Moody's doit selon un calendrier soumis aux autorités européennes livrer vendredi après la fermeture de la Bourse un avis sur la dette française. Elle peut toutefois aussi choisir de rester muette. Dans tous les cas, elle est tenue d'informer le gouvernement à l'avance.

Mais cette date annoncée a logiquement provoqué beaucoup de spéculations. Dès jeudi, le journal L'Opinion assurait que Moody's avait déjà informé l'exécutif d'une baisse imminente de la note du pays.

Une «information erronée», «éthiquement répréhensible» et qui «a eu un impact sur les marchés financiers», s'est ému vendredi le ministre des Finances Michel Sapin qui a demandé à l'Autorité des marchés financiers d'enquêter sur cette information.

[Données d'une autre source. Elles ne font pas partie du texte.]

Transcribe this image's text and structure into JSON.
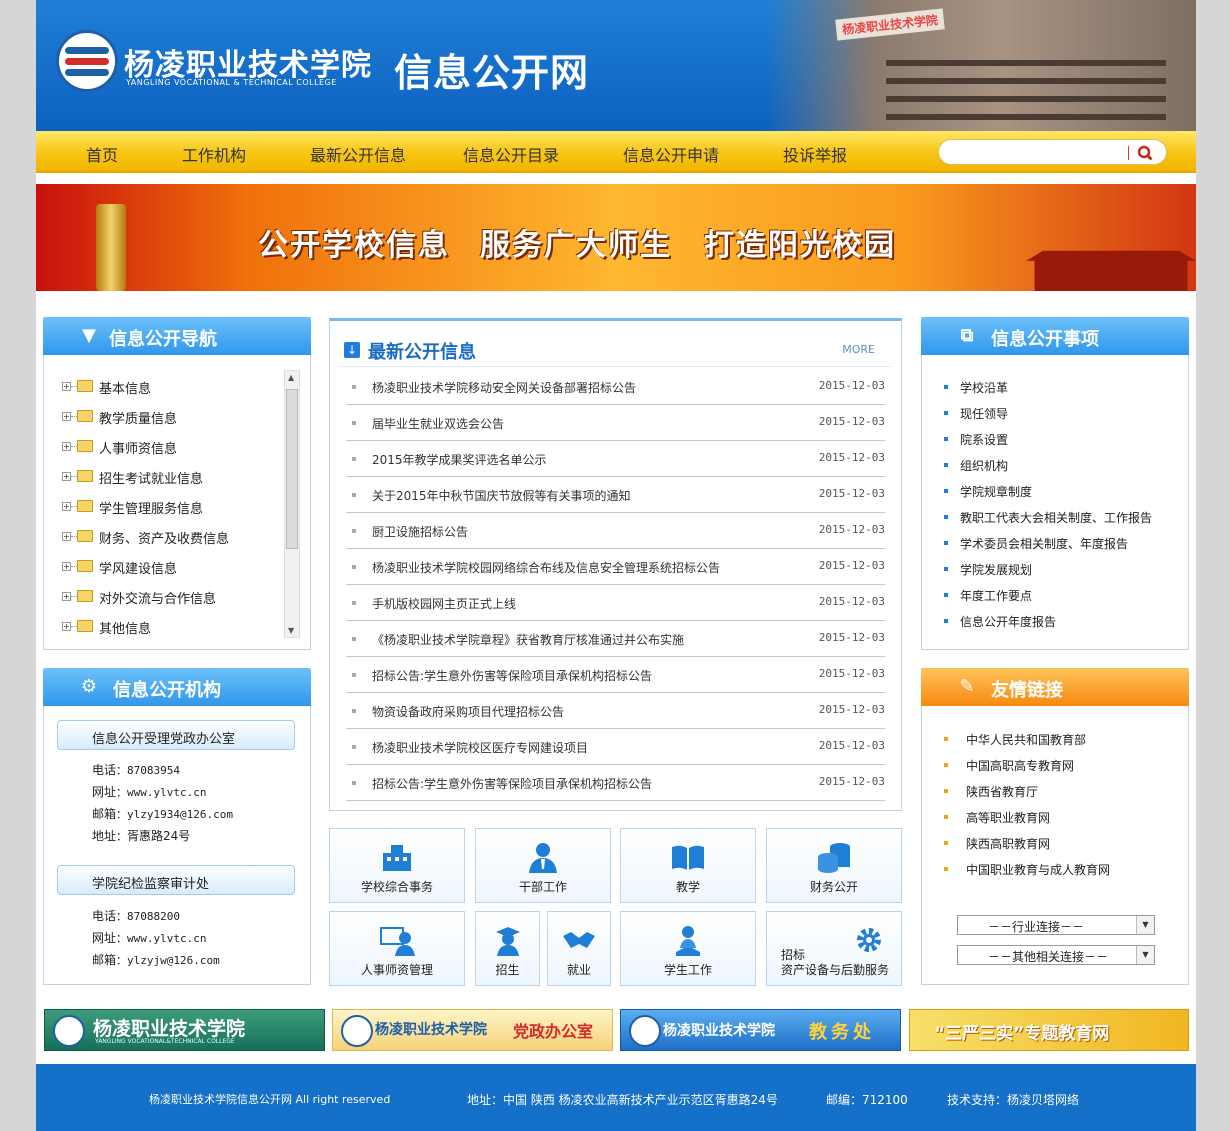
{
  "header": {
    "college_name": "杨凌职业技术学院",
    "college_name_en": "YANGLING VOCATIONAL & TECHNICAL COLLEGE",
    "site_title": "信息公开网",
    "building_sign": "杨凌职业技术学院"
  },
  "nav": {
    "items": [
      "首页",
      "工作机构",
      "最新公开信息",
      "信息公开目录",
      "信息公开申请",
      "投诉举报"
    ],
    "search_placeholder": ""
  },
  "banner": {
    "slogans": [
      "公开学校信息",
      "服务广大师生",
      "打造阳光校园"
    ]
  },
  "left_nav": {
    "title": "信息公开导航",
    "items": [
      "基本信息",
      "教学质量信息",
      "人事师资信息",
      "招生考试就业信息",
      "学生管理服务信息",
      "财务、资产及收费信息",
      "学风建设信息",
      "对外交流与合作信息",
      "其他信息"
    ]
  },
  "org": {
    "title": "信息公开机构",
    "offices": [
      {
        "name": "信息公开受理党政办公室",
        "lines": [
          [
            "电话",
            "87083954"
          ],
          [
            "网址",
            "www.ylvtc.cn"
          ],
          [
            "邮箱",
            "ylzy1934@126.com"
          ],
          [
            "地址",
            "胥惠路24号"
          ]
        ]
      },
      {
        "name": "学院纪检监察审计处",
        "lines": [
          [
            "电话",
            "87088200"
          ],
          [
            "网址",
            "www.ylvtc.cn"
          ],
          [
            "邮箱",
            "ylzyjw@126.com"
          ]
        ]
      }
    ]
  },
  "news": {
    "title": "最新公开信息",
    "more": "MORE",
    "items": [
      {
        "title": "杨凌职业技术学院移动安全网关设备部署招标公告",
        "date": "2015-12-03"
      },
      {
        "title": "届毕业生就业双选会公告",
        "date": "2015-12-03"
      },
      {
        "title": "2015年教学成果奖评选名单公示",
        "date": "2015-12-03"
      },
      {
        "title": "关于2015年中秋节国庆节放假等有关事项的通知",
        "date": "2015-12-03"
      },
      {
        "title": "厨卫设施招标公告",
        "date": "2015-12-03"
      },
      {
        "title": "杨凌职业技术学院校园网络综合布线及信息安全管理系统招标公告",
        "date": "2015-12-03"
      },
      {
        "title": "手机版校园网主页正式上线",
        "date": "2015-12-03"
      },
      {
        "title": "《杨凌职业技术学院章程》获省教育厅核准通过并公布实施",
        "date": "2015-12-03"
      },
      {
        "title": "招标公告:学生意外伤害等保险项目承保机构招标公告",
        "date": "2015-12-03"
      },
      {
        "title": "物资设备政府采购项目代理招标公告",
        "date": "2015-12-03"
      },
      {
        "title": "杨凌职业技术学院校区医疗专网建设项目",
        "date": "2015-12-03"
      },
      {
        "title": "招标公告:学生意外伤害等保险项目承保机构招标公告",
        "date": "2015-12-03"
      }
    ]
  },
  "tiles": {
    "row1": [
      "学校综合事务",
      "干部工作",
      "教学",
      "财务公开"
    ],
    "row2": [
      "人事师资管理",
      "招生",
      "就业",
      "学生工作"
    ],
    "last_line1": "招标",
    "last_line2": "资产设备与后勤服务"
  },
  "matters": {
    "title": "信息公开事项",
    "items": [
      "学校沿革",
      "现任领导",
      "院系设置",
      "组织机构",
      "学院规章制度",
      "教职工代表大会相关制度、工作报告",
      "学术委员会相关制度、年度报告",
      "学院发展规划",
      "年度工作要点",
      "信息公开年度报告"
    ]
  },
  "links": {
    "title": "友情链接",
    "items": [
      "中华人民共和国教育部",
      "中国高职高专教育网",
      "陕西省教育厅",
      "高等职业教育网",
      "陕西高职教育网",
      "中国职业教育与成人教育网"
    ],
    "select1": "－－行业连接－－",
    "select2": "－－其他相关连接－－"
  },
  "bottom_banners": [
    {
      "text": "杨凌职业技术学院",
      "sub": "YANGLING VOCATIONAL&TECHNICAL COLLEGE"
    },
    {
      "text": "杨凌职业技术学院",
      "tag": "党政办公室"
    },
    {
      "text": "杨凌职业技术学院",
      "tag": "教务处"
    },
    {
      "text": "“三严三实”专题教育网"
    }
  ],
  "footer": {
    "copyright": "杨凌职业技术学院信息公开网 All right reserved",
    "address": "地址：中国 陕西 杨凌农业高新技术产业示范区胥惠路24号",
    "postcode": "邮编：712100",
    "support": "技术支持：杨凌贝塔网络"
  },
  "colors": {
    "primary": "#1470c9",
    "nav_yellow": "#f7c514",
    "accent_orange": "#f68a10"
  },
  "icons": [
    "search-icon",
    "down-arrow-icon",
    "gear-icon",
    "windows-icon",
    "edit-icon",
    "download-icon"
  ]
}
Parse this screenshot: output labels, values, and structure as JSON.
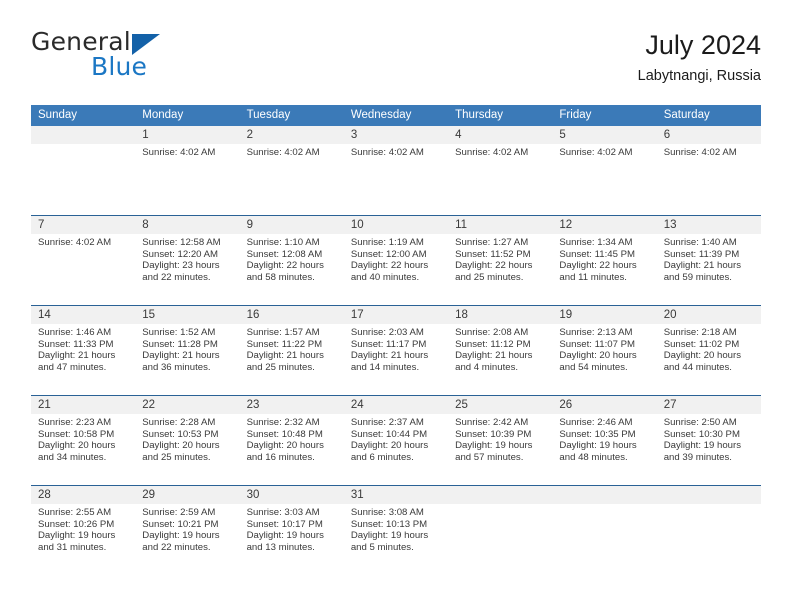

L'AMF de son côté a dit «analyser précisément depuis hier (jeudi, NDLR) le marché de la dette française avant et après la parution de l'article en cause».

La France était toutefois toujours gratifiée vendredi d'un taux d'emprunt à dix ans très bas. Vendredi, il même reculé à 1,39% contre 1,44% la veille.

«Je ne sais pas ce que fera l'agence Moody's», a quant à lui assuré le président François Hollande jeudi lors de sa conférence de presse semestrielle.

- Taux historiquement bas -

M. Hollande a fait valoir que, malgré plusieurs décisions défavorables des agences de notation, «jamais l'Etat (n'avait) emprunté à des taux aussi bas».

En janvier 2012, juste avant de perdre sa note suprême «AAA» attribuée par l'autre grande agence de notation, Standard and Poor's, la France empruntait à dix ans à un taux d'environ 3,2%. Contre 1,4% actuellement.

Pour Christopher Dembik, économiste de Saxo Banque, une baisse de la note de la solvabilité de la France par Moody's «est très vraisemblable», en raison «de réformes jugées trop lentes et de l'abandon des objectifs budgétaires».

Vendredi, un dirigeant de la Réserve fédérale américaine, le président de la Fed de Dallas Richard Fisher a lui jugé la France «extrêmement faible» avec «un président qui est encore plus bas dans les sondages» que Barack Obama.

Et selon Christopher Dembik, une éventuelle dégradation serait d'ailleurs surtout «utilisée politiquement par l'opposition».

Le scénario qui a la cote auprès des économistes est celui d'une baisse d'un cran de la note attribuée à Moody's pour la dette à long terme du pays, censée apprécier la qualité de la signature française, à «Aa2» contre «Aa1» avant. Ce serait la troisième meilleure note dans son échelle et cela ferait encore de la France un émetteur de «haute qualité».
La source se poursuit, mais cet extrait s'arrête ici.